Good Shepherd brought in Marinello, whose background is retailing for companies like Macy's and Bloomingdale's, months before the store opened. The nonprofit invested $1.8 million in building and in stocking the store.

So far, business has been steady, but the store is well behind Good Shepherd's projections that it would take in $2 million its first year.

Marinello said it has been a challenge to get the word out about the store. The hospital has advertised, and is making the rounds of organizations for people with disabilities.

Meanwhile, the store's Web site - www.rehabilitystores.com - is drawing customers from around the country.

Good Shepherd, which recently entered into an agreement with the University of Pennsylvania Health System to provide long-term acute care and rehabilitation at Graduate Hospital, wants Rehability to start making a profit in two years. If it's not doing well within three, it's gone. "We're not going to be in this if it's losing money, because it's not directly serving people," Gammon said. Her ultimate goal is to use proceeds from the store to help other services.

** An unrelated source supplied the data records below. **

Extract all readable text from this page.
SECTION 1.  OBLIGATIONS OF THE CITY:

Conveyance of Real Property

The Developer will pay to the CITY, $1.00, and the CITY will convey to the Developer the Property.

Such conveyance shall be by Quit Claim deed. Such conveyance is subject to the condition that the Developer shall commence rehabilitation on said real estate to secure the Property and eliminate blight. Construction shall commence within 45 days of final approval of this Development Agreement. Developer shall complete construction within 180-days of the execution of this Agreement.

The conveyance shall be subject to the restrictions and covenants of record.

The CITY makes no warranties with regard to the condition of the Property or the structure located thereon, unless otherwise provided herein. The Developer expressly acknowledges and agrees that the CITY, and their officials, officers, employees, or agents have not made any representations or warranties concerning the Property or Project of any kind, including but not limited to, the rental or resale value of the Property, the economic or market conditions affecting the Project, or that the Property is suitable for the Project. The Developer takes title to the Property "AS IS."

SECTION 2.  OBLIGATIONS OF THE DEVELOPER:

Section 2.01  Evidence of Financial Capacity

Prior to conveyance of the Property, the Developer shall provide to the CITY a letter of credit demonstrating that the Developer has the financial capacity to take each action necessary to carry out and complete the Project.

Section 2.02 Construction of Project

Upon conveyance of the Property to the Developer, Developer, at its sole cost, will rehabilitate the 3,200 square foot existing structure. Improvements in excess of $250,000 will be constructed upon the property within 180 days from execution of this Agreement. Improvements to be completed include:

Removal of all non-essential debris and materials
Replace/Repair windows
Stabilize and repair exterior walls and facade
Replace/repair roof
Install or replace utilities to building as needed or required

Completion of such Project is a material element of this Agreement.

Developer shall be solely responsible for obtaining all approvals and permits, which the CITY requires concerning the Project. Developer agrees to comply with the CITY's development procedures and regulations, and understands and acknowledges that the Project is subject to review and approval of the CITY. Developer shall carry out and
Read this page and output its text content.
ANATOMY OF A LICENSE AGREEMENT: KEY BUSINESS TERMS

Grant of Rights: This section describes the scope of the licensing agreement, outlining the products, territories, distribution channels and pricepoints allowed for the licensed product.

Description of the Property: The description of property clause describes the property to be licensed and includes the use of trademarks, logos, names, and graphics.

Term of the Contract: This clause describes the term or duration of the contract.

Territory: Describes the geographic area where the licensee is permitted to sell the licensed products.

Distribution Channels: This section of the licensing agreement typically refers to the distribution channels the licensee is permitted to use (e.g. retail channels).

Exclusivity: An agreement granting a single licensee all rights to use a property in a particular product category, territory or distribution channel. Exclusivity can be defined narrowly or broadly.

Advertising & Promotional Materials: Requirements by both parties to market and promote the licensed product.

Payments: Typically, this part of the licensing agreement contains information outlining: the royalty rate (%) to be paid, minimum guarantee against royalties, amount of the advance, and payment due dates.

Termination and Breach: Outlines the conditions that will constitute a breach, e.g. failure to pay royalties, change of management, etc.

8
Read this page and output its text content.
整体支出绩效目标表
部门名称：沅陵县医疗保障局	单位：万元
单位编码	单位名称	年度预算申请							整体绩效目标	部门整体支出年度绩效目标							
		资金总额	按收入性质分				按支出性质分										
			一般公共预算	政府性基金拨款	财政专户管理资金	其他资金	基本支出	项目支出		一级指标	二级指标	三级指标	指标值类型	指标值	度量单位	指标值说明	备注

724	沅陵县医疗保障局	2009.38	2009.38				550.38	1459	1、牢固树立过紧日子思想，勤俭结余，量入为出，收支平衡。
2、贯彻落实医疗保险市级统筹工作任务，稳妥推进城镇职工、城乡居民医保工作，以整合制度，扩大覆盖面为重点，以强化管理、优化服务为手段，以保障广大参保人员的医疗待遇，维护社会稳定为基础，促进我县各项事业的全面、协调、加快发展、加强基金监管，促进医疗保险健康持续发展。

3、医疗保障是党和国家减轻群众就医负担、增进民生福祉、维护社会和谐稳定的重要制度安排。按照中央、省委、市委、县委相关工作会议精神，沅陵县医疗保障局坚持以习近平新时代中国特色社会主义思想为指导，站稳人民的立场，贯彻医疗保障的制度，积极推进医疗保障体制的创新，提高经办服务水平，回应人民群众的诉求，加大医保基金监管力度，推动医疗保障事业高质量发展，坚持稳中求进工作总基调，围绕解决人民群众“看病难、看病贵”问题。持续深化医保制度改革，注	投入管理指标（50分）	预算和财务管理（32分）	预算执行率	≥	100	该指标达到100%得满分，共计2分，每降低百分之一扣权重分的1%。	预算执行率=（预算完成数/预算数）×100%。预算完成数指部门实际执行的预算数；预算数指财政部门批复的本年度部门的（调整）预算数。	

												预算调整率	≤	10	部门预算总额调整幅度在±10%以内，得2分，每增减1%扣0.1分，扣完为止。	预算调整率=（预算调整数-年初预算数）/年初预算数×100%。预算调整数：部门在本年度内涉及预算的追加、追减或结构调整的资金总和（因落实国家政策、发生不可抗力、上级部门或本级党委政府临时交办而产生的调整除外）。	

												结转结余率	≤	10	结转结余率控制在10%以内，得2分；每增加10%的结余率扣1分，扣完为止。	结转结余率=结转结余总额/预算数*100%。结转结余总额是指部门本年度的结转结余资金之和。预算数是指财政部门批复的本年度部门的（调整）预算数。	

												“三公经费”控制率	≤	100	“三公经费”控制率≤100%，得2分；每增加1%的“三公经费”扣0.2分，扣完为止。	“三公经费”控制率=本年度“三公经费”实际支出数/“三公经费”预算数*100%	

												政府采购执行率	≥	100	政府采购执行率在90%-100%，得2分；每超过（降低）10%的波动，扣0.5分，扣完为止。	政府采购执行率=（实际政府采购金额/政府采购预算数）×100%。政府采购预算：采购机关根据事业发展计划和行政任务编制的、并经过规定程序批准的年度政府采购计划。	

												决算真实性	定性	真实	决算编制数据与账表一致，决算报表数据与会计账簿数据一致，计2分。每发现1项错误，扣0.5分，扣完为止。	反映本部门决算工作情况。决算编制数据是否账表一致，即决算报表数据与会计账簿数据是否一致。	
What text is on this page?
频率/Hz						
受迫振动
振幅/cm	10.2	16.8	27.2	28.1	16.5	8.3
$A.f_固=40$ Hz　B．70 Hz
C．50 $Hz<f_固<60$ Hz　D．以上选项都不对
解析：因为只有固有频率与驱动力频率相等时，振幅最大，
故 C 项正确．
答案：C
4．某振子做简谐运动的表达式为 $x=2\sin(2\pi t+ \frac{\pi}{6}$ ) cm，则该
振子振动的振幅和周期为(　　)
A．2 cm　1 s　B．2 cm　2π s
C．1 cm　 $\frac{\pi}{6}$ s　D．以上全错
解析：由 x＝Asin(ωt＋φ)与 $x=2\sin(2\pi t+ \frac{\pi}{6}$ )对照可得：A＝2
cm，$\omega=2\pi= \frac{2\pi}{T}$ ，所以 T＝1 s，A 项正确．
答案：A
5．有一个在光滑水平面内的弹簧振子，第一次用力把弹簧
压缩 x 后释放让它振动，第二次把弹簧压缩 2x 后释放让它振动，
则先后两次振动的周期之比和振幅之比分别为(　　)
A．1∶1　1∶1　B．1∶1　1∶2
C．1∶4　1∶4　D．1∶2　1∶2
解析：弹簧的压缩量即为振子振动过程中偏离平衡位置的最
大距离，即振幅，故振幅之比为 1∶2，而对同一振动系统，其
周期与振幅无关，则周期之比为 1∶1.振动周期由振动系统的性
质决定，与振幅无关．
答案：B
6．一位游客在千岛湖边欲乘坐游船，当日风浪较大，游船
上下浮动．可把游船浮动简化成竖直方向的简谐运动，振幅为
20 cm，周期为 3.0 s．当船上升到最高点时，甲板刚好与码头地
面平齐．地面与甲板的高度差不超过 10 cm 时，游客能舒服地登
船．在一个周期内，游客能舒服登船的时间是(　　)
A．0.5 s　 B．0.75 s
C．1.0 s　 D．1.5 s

She remains optimistic enough about Rehability to be considering opening satellite stores in other locations, including Philadelphia.

So far, items for children and dogs are selling well, but vitamins are not. Fancy canes and giant calculators are popular. Lots of people like the wheel covers and the pinball machine, but they're not buying yet.

Sean McHugh, a Rehability sales associate who lost his lower right arm in an accident five years ago, said Rehability is a big improvement over the alternative: shopping in multiple catalogs or on Web sites.

Heft agreed. "I don't like shopping catalogs," she said. "I like to see things for myself."